Сын Волконских утверждал в начале XX столетия, что «в весьма симпатичном своем труде Н. А. Белоголовый слишком доверился своей детской памяти и впечатлениям 11-летнего ребенка, отчего образы Сергия Григорьевича и княгини Марии Николаевны Волконских вышли у него неверны»[904]. Думается, что верный сыновьему долгу князь М. С. Волконский относил к числу ошибок памяти Н. А. Белоголового не только вышеприведенный, но и такой фрагмент его мемуаров:
«В салоне жены Волконский нередко появлялся запачканный дегтем или с клочками сена на платье и в своей окладистой бороде, надушенный ароматами скотного двора или тому подобными несалонными запахами. Вообще в обществе он представлял оригинальное явление, хотя был очень образован, говорил по-французски, как француз, сильно грассируя, был очень добр и с нами, детьми, всегда мил и ласков…»[905]

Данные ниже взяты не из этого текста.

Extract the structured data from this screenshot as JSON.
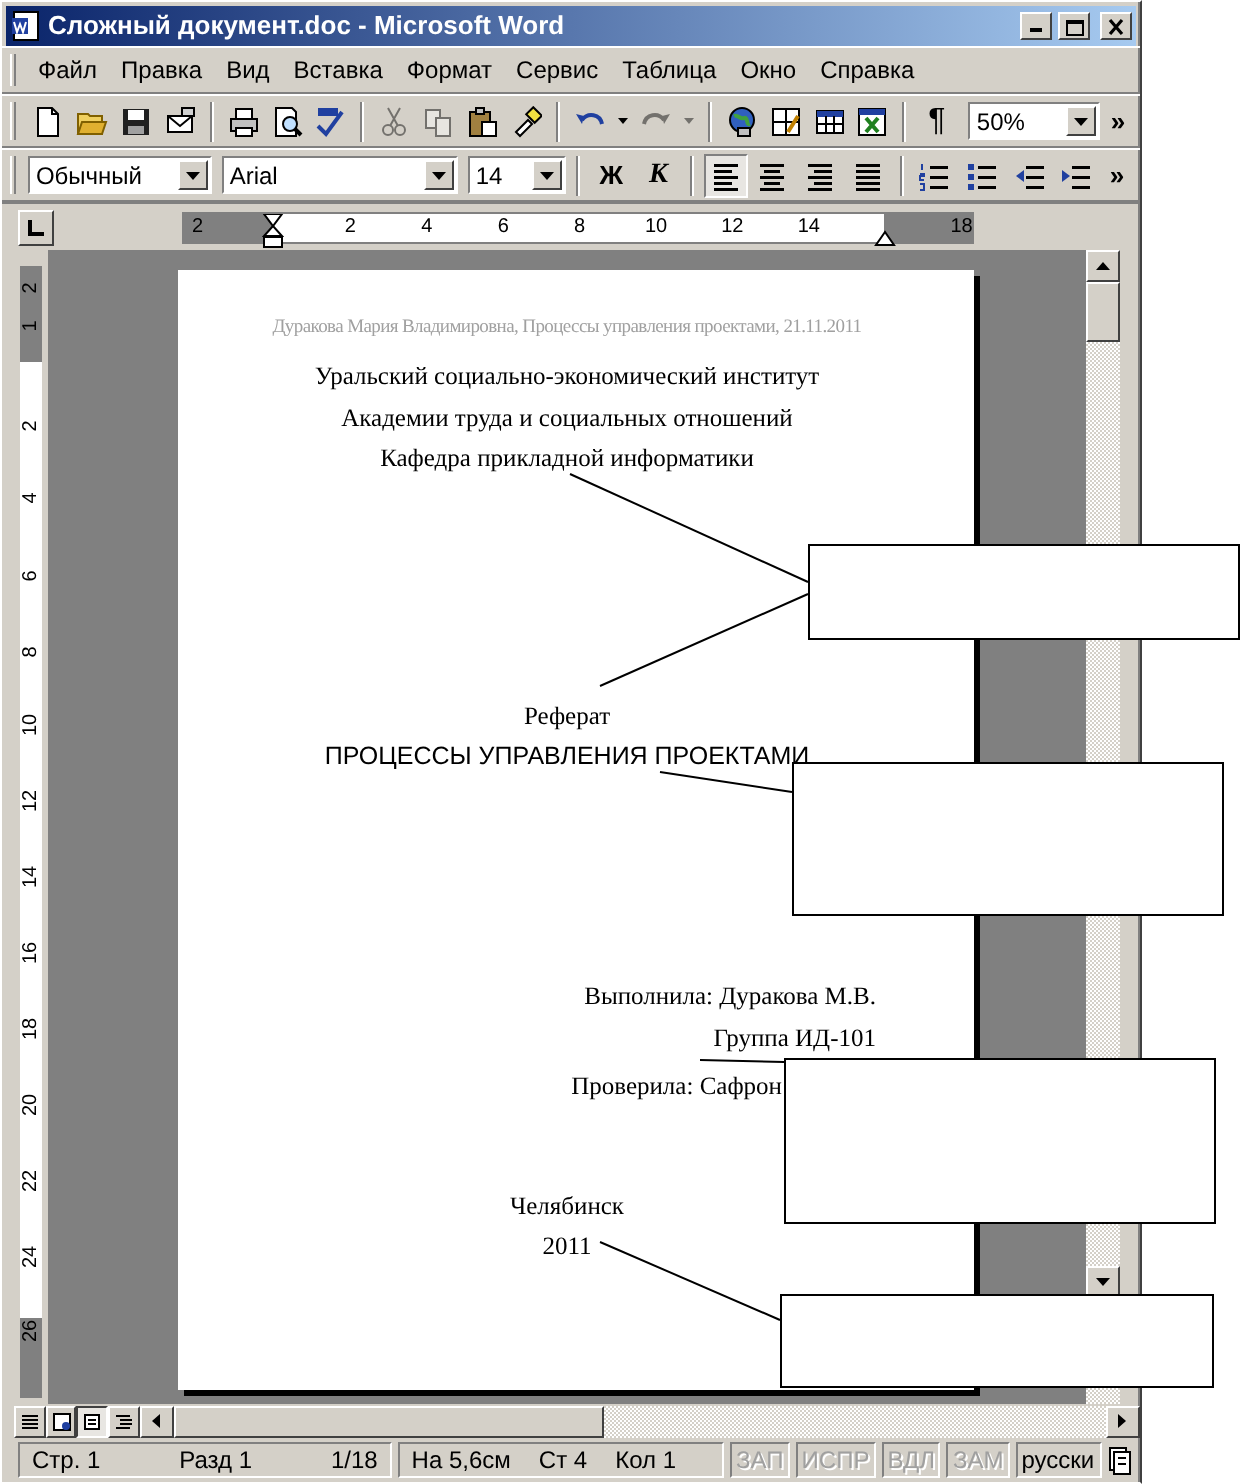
{
  "window": {
    "title": "Сложный документ.doc - Microsoft Word"
  },
  "menu": [
    "Файл",
    "Правка",
    "Вид",
    "Вставка",
    "Формат",
    "Сервис",
    "Таблица",
    "Окно",
    "Справка"
  ],
  "standard_toolbar": {
    "buttons": [
      {
        "disabled": false
      },
      {
        "disabled": false
      },
      {
        "disabled": false
      },
      {
        "disabled": false
      },
      {
        "disabled": false
      },
      {
        "disabled": false
      },
      {
        "disabled": false
      },
      {
        "disabled": true
      },
      {
        "disabled": true
      },
      {
        "disabled": false
      },
      {
        "disabled": false
      },
      {
        "disabled": false
      },
      {
        "disabled": false
      },
      {
        "disabled": true
      },
      {
        "disabled": true
      },
      {
        "disabled": false
      },
      {
        "disabled": false
      },
      {
        "disabled": false
      },
      {
        "disabled": false
      }
    ],
    "pilcrow": "¶",
    "zoom": "50%",
    "more": "»"
  },
  "formatting_toolbar": {
    "style": "Обычный",
    "font": "Arial",
    "size": "14",
    "bold": "Ж",
    "italic": "К",
    "alignment": [
      {
        "selected": true
      },
      {
        "selected": false
      },
      {
        "selected": false
      },
      {
        "selected": false
      }
    ],
    "more": "»"
  },
  "horizontal_ruler": [
    "2",
    "2",
    "4",
    "6",
    "8",
    "10",
    "12",
    "14",
    "18"
  ],
  "vertical_ruler": [
    "2",
    "1",
    "2",
    "4",
    "6",
    "8",
    "10",
    "12",
    "14",
    "16",
    "18",
    "20",
    "22",
    "24",
    "26"
  ],
  "document": {
    "paragraphs": [
      {
        "kind": "header",
        "text": "Дуракова Мария Владимировна, Процессы управления проектами, 21.11.2011"
      },
      {
        "kind": "serif",
        "text": "Уральский социально-экономический институт"
      },
      {
        "kind": "serif",
        "text": "Академии труда и социальных отношений"
      },
      {
        "kind": "serif",
        "text": "Кафедра прикладной информатики"
      },
      {
        "kind": "serif",
        "text": "Реферат"
      },
      {
        "kind": "sans",
        "text": "ПРОЦЕССЫ УПРАВЛЕНИЯ ПРОЕКТАМИ"
      },
      {
        "kind": "signature",
        "text": "Выполнила: Дуракова М.В."
      },
      {
        "kind": "signature",
        "text": "Группа ИД-101"
      },
      {
        "kind": "signature",
        "text": "Проверила: Сафрон"
      },
      {
        "kind": "serif",
        "text": "Челябинск"
      },
      {
        "kind": "serif",
        "text": "2011"
      }
    ]
  },
  "view_buttons": [
    {
      "selected": false
    },
    {
      "selected": false
    },
    {
      "selected": true
    },
    {
      "selected": false
    }
  ],
  "status_bar": {
    "position": [
      {
        "text": "Стр. 1"
      },
      {
        "text": "Разд 1"
      },
      {
        "text": "1/18"
      }
    ],
    "cursor": [
      {
        "text": "На 5,6см"
      },
      {
        "text": "Ст 4"
      },
      {
        "text": "Кол 1"
      }
    ],
    "modes": [
      {
        "text": "ЗАП",
        "disabled": true
      },
      {
        "text": "ИСПР",
        "disabled": true
      },
      {
        "text": "ВДЛ",
        "disabled": true
      },
      {
        "text": "ЗАМ",
        "disabled": true
      }
    ],
    "language": "русски"
  }
}
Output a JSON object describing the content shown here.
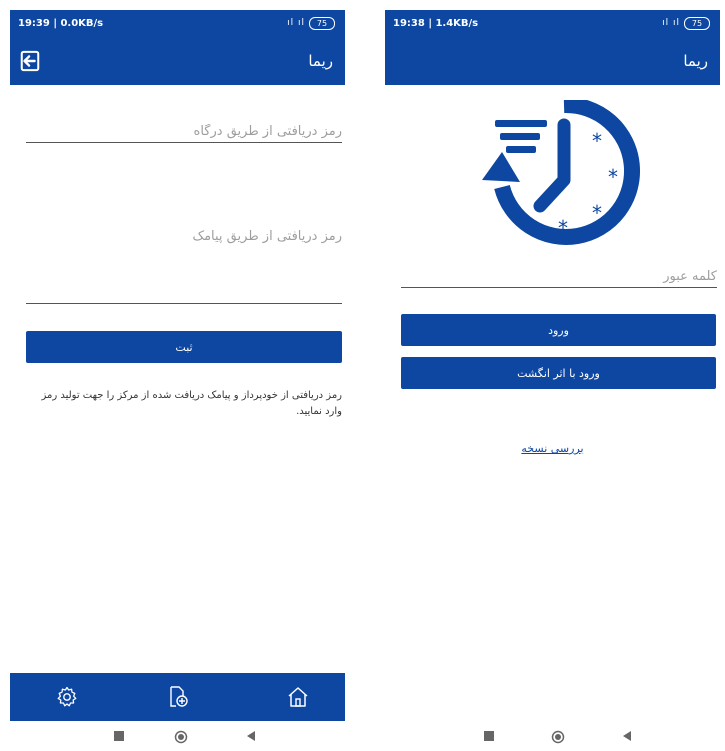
{
  "left": {
    "status": {
      "time": "19:39 | 0.0KB/s",
      "battery": "75",
      "signal": "ıl ıl"
    },
    "appbar": {
      "title": "ریما",
      "exit_icon": "exit-icon"
    },
    "gateway_field": {
      "placeholder": "رمز دریافتی از طریق درگاه"
    },
    "sms_field": {
      "placeholder": "رمز دریافتی از طریق پیامک"
    },
    "submit_label": "ثبت",
    "note": "رمز دریافتی از خودپرداز و پیامک دریافت شده از مرکز را جهت تولید رمز وارد نمایید.",
    "bottom_icons": [
      "gear-icon",
      "add-document-icon",
      "home-icon"
    ]
  },
  "right": {
    "status": {
      "time": "19:38 | 1.4KB/s",
      "battery": "75",
      "signal": "ıl ıl"
    },
    "appbar": {
      "title": "ریما"
    },
    "logo_icon": "fast-clock-icon",
    "password_field": {
      "placeholder": "کلمه عبور"
    },
    "login_label": "ورود",
    "fingerprint_login_label": "ورود با اثر انگشت",
    "check_version_label": "بررسی نسخه"
  },
  "colors": {
    "primary": "#0d47a1",
    "background": "#ffffff"
  }
}
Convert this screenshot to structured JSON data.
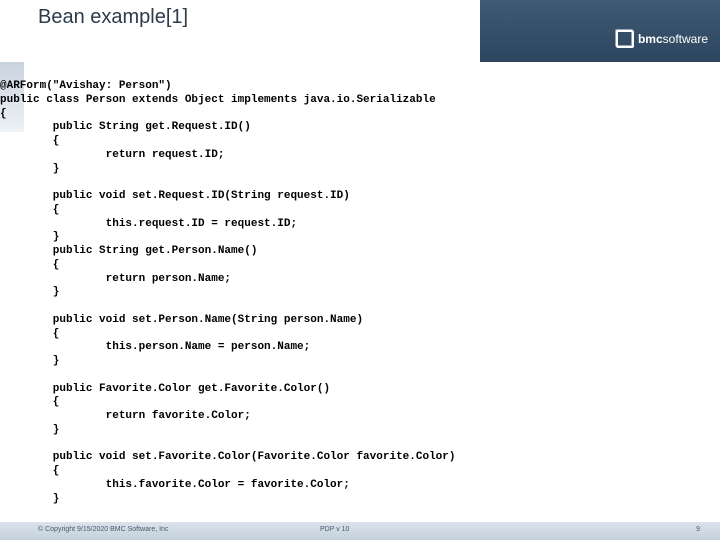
{
  "header": {
    "title": "Bean example[1]"
  },
  "logo": {
    "brand_bold": "bmc",
    "brand_rest": "software"
  },
  "code": {
    "lines": [
      "@ARForm(\"Avishay: Person\")",
      "public class Person extends Object implements java.io.Serializable",
      "{",
      "        public String get.Request.ID()",
      "        {",
      "                return request.ID;",
      "        }",
      "",
      "        public void set.Request.ID(String request.ID)",
      "        {",
      "                this.request.ID = request.ID;",
      "        }",
      "        public String get.Person.Name()",
      "        {",
      "                return person.Name;",
      "        }",
      "",
      "        public void set.Person.Name(String person.Name)",
      "        {",
      "                this.person.Name = person.Name;",
      "        }",
      "",
      "        public Favorite.Color get.Favorite.Color()",
      "        {",
      "                return favorite.Color;",
      "        }",
      "",
      "        public void set.Favorite.Color(Favorite.Color favorite.Color)",
      "        {",
      "                this.favorite.Color = favorite.Color;",
      "        }"
    ]
  },
  "footer": {
    "copyright": "© Copyright 9/15/2020 BMC Software, Inc",
    "middle": "PDP v 10",
    "page": "9"
  }
}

О «стариковских причудах» Волконского сообщала своим российским корреспондентам и Мария Николаевна. Выходки Сергея Григорьевича то и дело раздражали княгиню. Она же однажды упомянула в письме о «присущей возрасту» мужа «привычке командовать»[906].
Размолвки в семье Волконских не прекращались и в Иркутске. «Попытки С. Г. Волконского наладить добрый мир с женой разбивались об ее скептическое отношение к нему, — пишет О. И. Попова. — Она давно и бесповоротно вынесла суровый приговор мужу, который читается между строк ее писем, таких, казалось бы, мягких по форме, но по существу своему — покровительственно-снисходительных и уничтожающих его. Он в ее глазах был человеком не от мира сего, и это вызывало в ней не сочувствие, а лишь иронию. По складу своего характера они были носителями двух разных направлений, которые в наиболее яркие моменты их жизни неизбежно приводили их к взаимному непониманию и столкновению»[907].